After the surgery, the patient will be taken to a recovery room to allow the anesthesia to wear off. Most patients will spend several days in the hospital after the surgery to ensure a safe recovery.
What is the recovery time following a PLIF?
In most cases, you can expect to spend 1 to 3 days in the hospital following a fusion surgery. The duration of your stay will depend on your level of pain control and your ability to move around.
It is common for patients to begin standing and walking the day after surgery. Your surgeon may give you a back brace to help you feel more comfortable and to protect the surgical fusion.
During the first several weeks after the surgery, you should be able to perform basic exercises like walking but should avoid activities such as bending, twisting, or lifting heavy objects during this time.
Most patients who undergo a fusion procedure should expect to gradually resume their normal activities over a period of several months.
What are the risks of a PLIF?
As with any complex operation, there are several risks associated with spinal fusion surgery. Some of these risks include:
- Infection: Although surgery is performed in sterile conditions, there is always a small risk of infection at the surgical site.
- Nerve damage: Nerves in and around the spinal cord can be damaged during the surgery.

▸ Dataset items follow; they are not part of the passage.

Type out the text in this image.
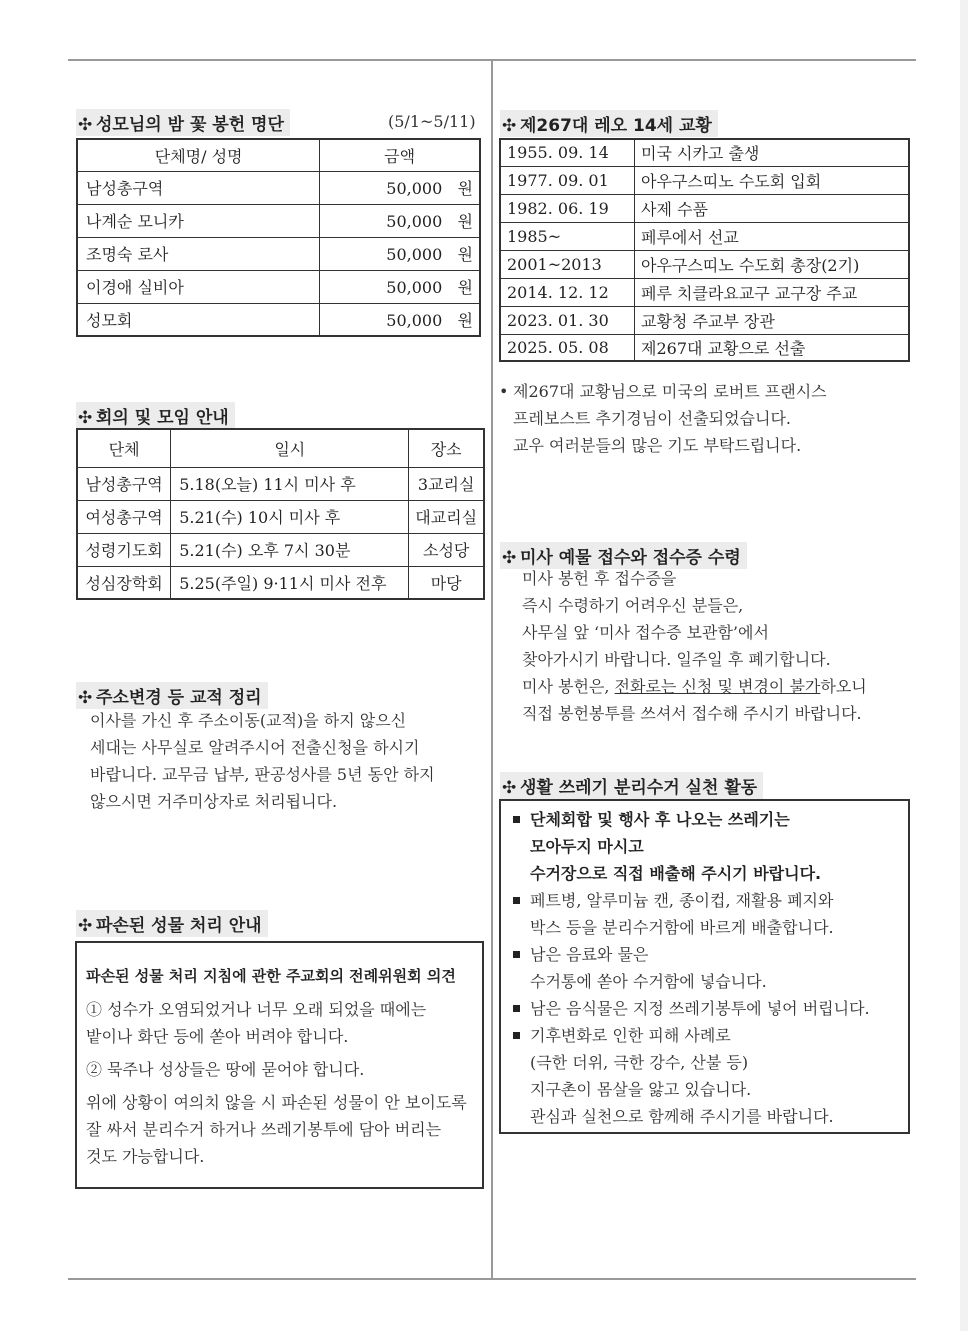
✣ 성모님의 밤 꽃 봉헌 명단	(5/1~5/11)
단체명/ 성명	금액
남성총구역	50,000 원
나계순 모니카	50,000 원
조명숙 로사	50,000 원
이경애 실비아	50,000 원
성모회	50,000 원
✣ 회의 및 모임 안내
단체	일시	장소
남성총구역	5.18(오늘) 11시 미사 후	3교리실
여성총구역	5.21(수) 10시 미사 후	대교리실
성령기도회	5.21(수) 오후 7시 30분	소성당
성심장학회	5.25(주일) 9·11시 미사 전후	마당
✣ 주소변경 등 교적 정리
이사를 가신 후 주소이동(교적)을 하지 않으신
세대는 사무실로 알려주시어 전출신청을 하시기
바랍니다. 교무금 납부, 판공성사를 5년 동안 하지
않으시면 거주미상자로 처리됩니다.
✣ 파손된 성물 처리 안내
파손된 성물 처리 지침에 관한 주교회의 전례위원회 의견
① 성수가 오염되었거나 너무 오래 되었을 때에는
밭이나 화단 등에 쏟아 버려야 합니다.
② 묵주나 성상들은 땅에 묻어야 합니다.
위에 상황이 여의치 않을 시 파손된 성물이 안 보이도록
잘 싸서 분리수거 하거나 쓰레기봉투에 담아 버리는
것도 가능합니다.
✣ 제267대 레오 14세 교황
1955. 09. 14	미국 시카고 출생
1977. 09. 01	아우구스띠노 수도회 입회
1982. 06. 19	사제 수품
1985~	페루에서 선교
2001~2013	아우구스띠노 수도회 총장(2기)
2014. 12. 12	페루 치클라요교구 교구장 주교
2023. 01. 30	교황청 주교부 장관
2025. 05. 08	제267대 교황으로 선출
• 제267대 교황님으로 미국의 로버트 프랜시스
프레보스트 추기경님이 선출되었습니다.
교우 여러분들의 많은 기도 부탁드립니다.
✣ 미사 예물 접수와 접수증 수령
미사 봉헌 후 접수증을
즉시 수령하기 어려우신 분들은,
사무실 앞 ‘미사 접수증 보관함’에서
찾아가시기 바랍니다. 일주일 후 폐기합니다.
미사 봉헌은, 전화로는 신청 및 변경이 불가하오니
직접 봉헌봉투를 쓰셔서 접수해 주시기 바랍니다.
✣ 생활 쓰레기 분리수거 실천 활동
단체회합 및 행사 후 나오는 쓰레기는
모아두지 마시고
수거장으로 직접 배출해 주시기 바랍니다.
페트병, 알루미늄 캔, 종이컵, 재활용 폐지와
박스 등을 분리수거함에 바르게 배출합니다.
남은 음료와 물은
수거통에 쏟아 수거함에 넣습니다.
남은 음식물은 지정 쓰레기봉투에 넣어 버립니다.
기후변화로 인한 피해 사례로
(극한 더위, 극한 강수, 산불 등)
지구촌이 몸살을 앓고 있습니다.
관심과 실천으로 함께해 주시기를 바랍니다.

- Damage to other surrounding tissues: Other tissues as well as blood vessels and organs can be damaged during the procedure.
- Non-union: The vertebrae may not fuse together properly, which may require additional surgery.
- Adjacent segment disease: Adjacent segment disease can occur when the segments of the spine above or below the fused area become damaged or degenerate.
- Hardware complications: There is a risk that the hardware used to fuse the vertebrae together may become loose or cause irritation.
Is a PLIF right for me?
It’s important to consult with a qualified spine surgeon to determine if an PLIF is the right option for you.
There are many factors to be considered, including the specific condition being treated, your overall health, and your goals and expectations.
It’s also important to note that spinal fusion surgery is not always the best option for everyone. Some patients may be better served by other treatments, such as physical therapy, medications, or minimally invasive procedures.